1. Review of MR1 revealed that the patient presented to UPMC Somerset Emergency Department on July 5, 2023, at 5:55 PM following a clinic appointment where the patient was found in the bathroom by a counselor after cutting both both wrists with a three inch folding knife. MR1 Suicide Safety Screen conducted at 6:04 PM confirmed "High Suicide Precaution Orders High Risk-Constant Observation." MR1 revealed a physican order for a "1:1 Sitter Suicide-Constant Observation" on July 5, 2023, at 7:13 PM. MR1 nursing documentation revealed that at 7:20 PM the patient came out of room and headed toward the ambulance bay doors and was told to return to room. Further documentation of MR1 revealed that the patient eloped at approximately 8:00 PM.
2. Tour of the Emergency Department on July 31, 2023, was conducted with EMP5 and revealed four Emergency Department patient bays (rooms 2, 3-Cardiac Room, 8 and 9), two on either side of the nurse's station, any of which could be occupied by a patient that requires constant visual observation. Further observation of patient bays revealed that a patient in room 2, 3-Cardiac Room, 8, and/or 9 would not be visualized from the nurses station. Review of MR1 revealed that the patient was admitted to room 3-Cardiac Room.
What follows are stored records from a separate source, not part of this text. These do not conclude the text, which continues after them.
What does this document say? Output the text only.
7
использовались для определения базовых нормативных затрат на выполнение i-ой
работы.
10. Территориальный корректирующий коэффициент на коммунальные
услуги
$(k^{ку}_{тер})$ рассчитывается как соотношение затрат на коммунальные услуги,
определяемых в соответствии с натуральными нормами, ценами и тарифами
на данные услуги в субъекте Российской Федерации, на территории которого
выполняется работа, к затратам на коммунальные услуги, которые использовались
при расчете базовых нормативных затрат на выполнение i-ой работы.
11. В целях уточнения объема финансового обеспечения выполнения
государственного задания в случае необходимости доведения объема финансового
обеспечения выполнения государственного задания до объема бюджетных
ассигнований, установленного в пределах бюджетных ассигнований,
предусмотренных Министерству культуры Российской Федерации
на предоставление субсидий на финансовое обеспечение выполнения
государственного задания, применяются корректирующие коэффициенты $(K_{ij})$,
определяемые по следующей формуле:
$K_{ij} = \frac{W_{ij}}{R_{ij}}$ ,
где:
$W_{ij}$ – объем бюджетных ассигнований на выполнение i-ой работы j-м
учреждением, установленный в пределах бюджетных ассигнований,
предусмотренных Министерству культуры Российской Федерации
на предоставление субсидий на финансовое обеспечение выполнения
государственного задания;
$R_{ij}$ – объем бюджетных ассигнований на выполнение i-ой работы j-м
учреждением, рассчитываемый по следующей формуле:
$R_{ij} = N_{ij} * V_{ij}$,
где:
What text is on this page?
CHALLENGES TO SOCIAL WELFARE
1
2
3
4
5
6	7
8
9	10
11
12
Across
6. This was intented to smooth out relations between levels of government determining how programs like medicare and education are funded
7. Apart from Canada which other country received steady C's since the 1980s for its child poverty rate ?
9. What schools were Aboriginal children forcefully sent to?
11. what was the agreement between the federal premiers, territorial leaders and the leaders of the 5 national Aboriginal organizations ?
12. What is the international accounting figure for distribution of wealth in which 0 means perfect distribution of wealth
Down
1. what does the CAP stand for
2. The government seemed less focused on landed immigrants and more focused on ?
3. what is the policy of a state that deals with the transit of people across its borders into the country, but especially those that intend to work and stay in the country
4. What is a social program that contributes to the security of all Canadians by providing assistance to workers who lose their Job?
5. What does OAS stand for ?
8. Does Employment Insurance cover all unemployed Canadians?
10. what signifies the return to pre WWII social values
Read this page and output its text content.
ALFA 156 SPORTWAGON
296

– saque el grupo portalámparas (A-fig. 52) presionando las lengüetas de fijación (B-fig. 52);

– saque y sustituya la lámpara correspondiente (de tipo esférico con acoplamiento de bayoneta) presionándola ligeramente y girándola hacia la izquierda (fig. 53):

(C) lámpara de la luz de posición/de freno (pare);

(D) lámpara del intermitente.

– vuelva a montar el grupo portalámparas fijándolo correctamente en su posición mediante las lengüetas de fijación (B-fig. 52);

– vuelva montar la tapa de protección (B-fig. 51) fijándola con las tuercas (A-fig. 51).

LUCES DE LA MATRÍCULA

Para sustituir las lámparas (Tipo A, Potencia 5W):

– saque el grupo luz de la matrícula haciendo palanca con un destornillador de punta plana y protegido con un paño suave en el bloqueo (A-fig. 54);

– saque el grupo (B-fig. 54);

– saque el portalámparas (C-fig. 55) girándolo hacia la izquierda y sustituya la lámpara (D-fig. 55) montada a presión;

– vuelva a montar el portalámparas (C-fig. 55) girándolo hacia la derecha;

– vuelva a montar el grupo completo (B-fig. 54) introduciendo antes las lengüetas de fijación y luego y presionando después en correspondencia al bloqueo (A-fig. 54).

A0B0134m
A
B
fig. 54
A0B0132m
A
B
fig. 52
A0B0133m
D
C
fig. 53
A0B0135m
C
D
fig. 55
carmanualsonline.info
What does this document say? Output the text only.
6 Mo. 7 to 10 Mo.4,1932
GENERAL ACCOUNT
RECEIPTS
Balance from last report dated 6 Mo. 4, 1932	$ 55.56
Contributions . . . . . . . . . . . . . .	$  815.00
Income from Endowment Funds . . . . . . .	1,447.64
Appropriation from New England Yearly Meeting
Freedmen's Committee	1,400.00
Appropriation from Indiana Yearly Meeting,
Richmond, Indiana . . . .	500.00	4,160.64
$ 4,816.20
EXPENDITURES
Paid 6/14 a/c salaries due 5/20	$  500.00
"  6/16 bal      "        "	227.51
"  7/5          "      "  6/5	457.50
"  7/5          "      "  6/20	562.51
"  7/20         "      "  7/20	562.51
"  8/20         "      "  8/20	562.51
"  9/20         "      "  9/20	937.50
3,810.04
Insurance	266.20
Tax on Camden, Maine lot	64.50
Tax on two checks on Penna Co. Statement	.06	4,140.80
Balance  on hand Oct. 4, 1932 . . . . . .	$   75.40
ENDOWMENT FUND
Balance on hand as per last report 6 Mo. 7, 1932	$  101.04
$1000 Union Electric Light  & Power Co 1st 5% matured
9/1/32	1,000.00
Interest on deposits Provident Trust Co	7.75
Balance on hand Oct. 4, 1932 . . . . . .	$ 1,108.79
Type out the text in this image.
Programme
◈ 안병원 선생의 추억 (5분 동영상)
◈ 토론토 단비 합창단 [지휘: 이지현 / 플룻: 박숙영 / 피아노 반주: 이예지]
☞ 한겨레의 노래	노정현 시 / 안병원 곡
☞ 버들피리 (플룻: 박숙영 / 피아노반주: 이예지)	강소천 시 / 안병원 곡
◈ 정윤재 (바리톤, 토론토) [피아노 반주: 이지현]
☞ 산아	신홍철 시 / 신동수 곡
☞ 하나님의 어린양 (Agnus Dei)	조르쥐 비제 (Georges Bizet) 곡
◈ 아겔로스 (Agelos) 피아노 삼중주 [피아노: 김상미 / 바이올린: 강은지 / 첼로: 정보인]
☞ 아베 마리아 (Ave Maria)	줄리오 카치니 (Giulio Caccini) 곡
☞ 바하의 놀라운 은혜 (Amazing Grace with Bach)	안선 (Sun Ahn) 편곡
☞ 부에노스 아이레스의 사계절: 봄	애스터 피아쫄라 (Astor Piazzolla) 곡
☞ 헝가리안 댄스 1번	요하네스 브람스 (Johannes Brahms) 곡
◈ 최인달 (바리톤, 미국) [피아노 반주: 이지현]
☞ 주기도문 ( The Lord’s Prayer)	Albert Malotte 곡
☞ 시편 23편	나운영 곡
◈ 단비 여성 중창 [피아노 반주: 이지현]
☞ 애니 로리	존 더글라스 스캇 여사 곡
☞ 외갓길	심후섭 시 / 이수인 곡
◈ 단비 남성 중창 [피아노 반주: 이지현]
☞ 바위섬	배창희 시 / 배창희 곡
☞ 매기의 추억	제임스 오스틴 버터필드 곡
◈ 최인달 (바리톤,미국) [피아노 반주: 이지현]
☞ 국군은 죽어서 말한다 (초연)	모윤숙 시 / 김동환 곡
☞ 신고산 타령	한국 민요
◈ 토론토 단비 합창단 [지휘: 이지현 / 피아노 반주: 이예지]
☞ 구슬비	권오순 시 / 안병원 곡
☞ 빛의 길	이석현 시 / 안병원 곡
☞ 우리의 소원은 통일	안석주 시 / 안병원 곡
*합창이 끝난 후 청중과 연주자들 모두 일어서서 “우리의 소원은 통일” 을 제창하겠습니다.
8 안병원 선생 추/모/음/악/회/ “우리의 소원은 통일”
3. Interview with EMP4 on July 31, 2023, at approximately 11:00 AM confirmed that the patient was not changed into a hospital gown, that the patient had attempted to leave prior to actual elopement, and that according to hospital policy the patient should have been placed in a hospital gown, and belongings should have been collected by staff and secured at the nurse's station.
4. Telephone interview with EMP6 on August 3, 2023, confirmed that 1:1's are not typically ordered because the facility does not have the staff to sit with a patient. EMP6 also confirmed that the patient related to this investigation, MR1, was never changed into a hospital gown, personal belongings were never removed from the patient and the cardiac room was not ligature risk free.
5. Review of MR12 and MR14 failed to reveal documented evidence of a suicide risk assessment.
Review of facility electronic documentation dated August 3, 2023, from EMP1 confirmed the above finding.
6. Review of MR2, MR5, MR7, MR12, MR 13 and MR14 failed to review documented evidence of a physician order for observation based on suicide risk assessment score-High Suicide Risk.
Review of facility electronic documentation dated August 3, 2023, from EMP1 confirmed the above finding.
7. Review of MR1 and MR18 failed to reveal documented evidence of implementation of physician's order for Constant Observation.
Review of facility electronic documentation dated August 3, 2023, from EMP1 confirmed the above finding.
8. Review of MR1, MR5, MR13 and MR18 failed to reveal documented evidence that security procedures were conducted to eliminate safety risks.
Review of facility electronic documentation dated August 3, 2023, from EMP1 confirmed the above finding.